С возрастающим любопытством молодой офицер подходил к ней все ближе и ближе; как вдруг она поднялась, встретила его нескромный взгляд открытым, гордым, неприязненным взором и удалилась из церкви. Вдвойне разочарованный — на расстоянии дама показалась ему моложе, а ее величавая красота не отвечала его изощрившемуся в Венеции вкусу, — офицерик бегло оглядел на прощанье многочисленные полотна, украшавшие храм, и перемолвился несколькими словами с причетником.
Когда Фауш через заднюю дверцу вошел в залу, торжественно неся бутылку на серебряном подносе, посетитель успел удобно расположиться на диванчике возле входа и даже положил ноги на мраморный столик. Тут он снял ноги, а кондитер принес хрустальную граненую рюмку, поставил ее рядом с бутылкой и, по своему обыкновению, первым завел разговор.
— С дозволения вашей милости, осмелюсь спросить, кто такая была прекрасная особа — поистине услада для сердца и для глаз, за которой господин лейтенант летел, как пуля из мушкетного ствола?
— Неужто вам это неизвестно? — удивился гость. — Ведь вы, отец Лоренц, живая летопись Венеции и реестр приезжающих в нее.
— Ее лицо мне необычайно знакомо. Конечно, я дознаюсь, кто она такая, только уж никак не томная венецианка, — не бывает у них этой легкой и уверенной поступи. Скажу одно, господин Вертмюллер, я даже расчувствовался, глядя, с какой свободной грацией проходила она через площадь. Мне так и почудилось, будто идет она не мимо загнившей лагуны, а шагает по горным тропам моей отчизны, вдоль крутых обрывов и пенистых ручьев. Да, кстати! Ее слуга, седобородый плут с рысьими глазами и с четками в руках, как бог свят, мой земляк — граубюнденец.
— Раз из ваших краев, значит, одного с вами поля ягода, — подхватил Вертмюллер.
Ничего удивительного, если, к примеру, Салис или другой главарь нашей французской партии пожаловал сейчас в гостеприимную Венецию, — продолжал Фауш. — Для нас для всех ясно, что ваш начальник, сиятельный герцог Роган, получил от Ришелье полномочия снарядить поход на Граубюнден. Наконец-то настал час, когда мой родной край скинет австро-испанское ярмо.
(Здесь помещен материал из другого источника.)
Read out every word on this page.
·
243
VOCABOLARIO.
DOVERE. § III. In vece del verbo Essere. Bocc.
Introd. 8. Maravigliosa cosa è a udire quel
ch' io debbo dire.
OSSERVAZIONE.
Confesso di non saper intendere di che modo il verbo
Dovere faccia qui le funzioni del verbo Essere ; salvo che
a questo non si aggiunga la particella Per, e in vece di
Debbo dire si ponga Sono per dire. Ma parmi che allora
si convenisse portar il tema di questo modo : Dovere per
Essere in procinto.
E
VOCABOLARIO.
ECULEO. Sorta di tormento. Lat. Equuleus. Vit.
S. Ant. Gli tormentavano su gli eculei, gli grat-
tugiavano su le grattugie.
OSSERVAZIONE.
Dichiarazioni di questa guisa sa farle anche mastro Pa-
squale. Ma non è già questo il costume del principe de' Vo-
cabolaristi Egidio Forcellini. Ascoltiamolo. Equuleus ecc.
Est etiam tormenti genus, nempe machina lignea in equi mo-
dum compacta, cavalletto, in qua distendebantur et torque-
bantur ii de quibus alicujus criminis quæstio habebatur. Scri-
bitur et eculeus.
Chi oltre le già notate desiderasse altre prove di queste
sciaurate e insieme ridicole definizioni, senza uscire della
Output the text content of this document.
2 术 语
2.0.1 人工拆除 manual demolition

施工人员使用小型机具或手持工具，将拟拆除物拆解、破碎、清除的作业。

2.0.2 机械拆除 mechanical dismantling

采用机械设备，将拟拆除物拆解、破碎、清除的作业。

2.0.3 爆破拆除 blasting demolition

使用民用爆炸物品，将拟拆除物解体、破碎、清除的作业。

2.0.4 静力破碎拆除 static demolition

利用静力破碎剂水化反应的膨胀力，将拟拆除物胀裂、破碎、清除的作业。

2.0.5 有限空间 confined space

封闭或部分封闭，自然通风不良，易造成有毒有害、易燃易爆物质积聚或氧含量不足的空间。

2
— Вот как! — насмешливо поглядев на него, заметил Вертмюллер. — По-вашему, отец Фауш, галльский петух ради вас сцепится с австрийским орлом так, что перья полетят! Вы возлагаете много надежд на его великодушие — очень уж, видно, крепко впились в вас испанские когти. Конечно, я, как адъютант герцога, куда меньше посвящен в эти секретные политические планы, нежели вы, лагунный лгун, оракул, вдохновляемый сплетнями венецианских бездельников. Впрочем, — продолжал он, умеряя резкость тона и заглянув в глаза кондитеру, который покраснел от жестокой обиды и придумывал, как бы похлеще ответить на такие неуважительные слова, — впрочем, нынче у нас во дворце на очереди не политика, а искусство.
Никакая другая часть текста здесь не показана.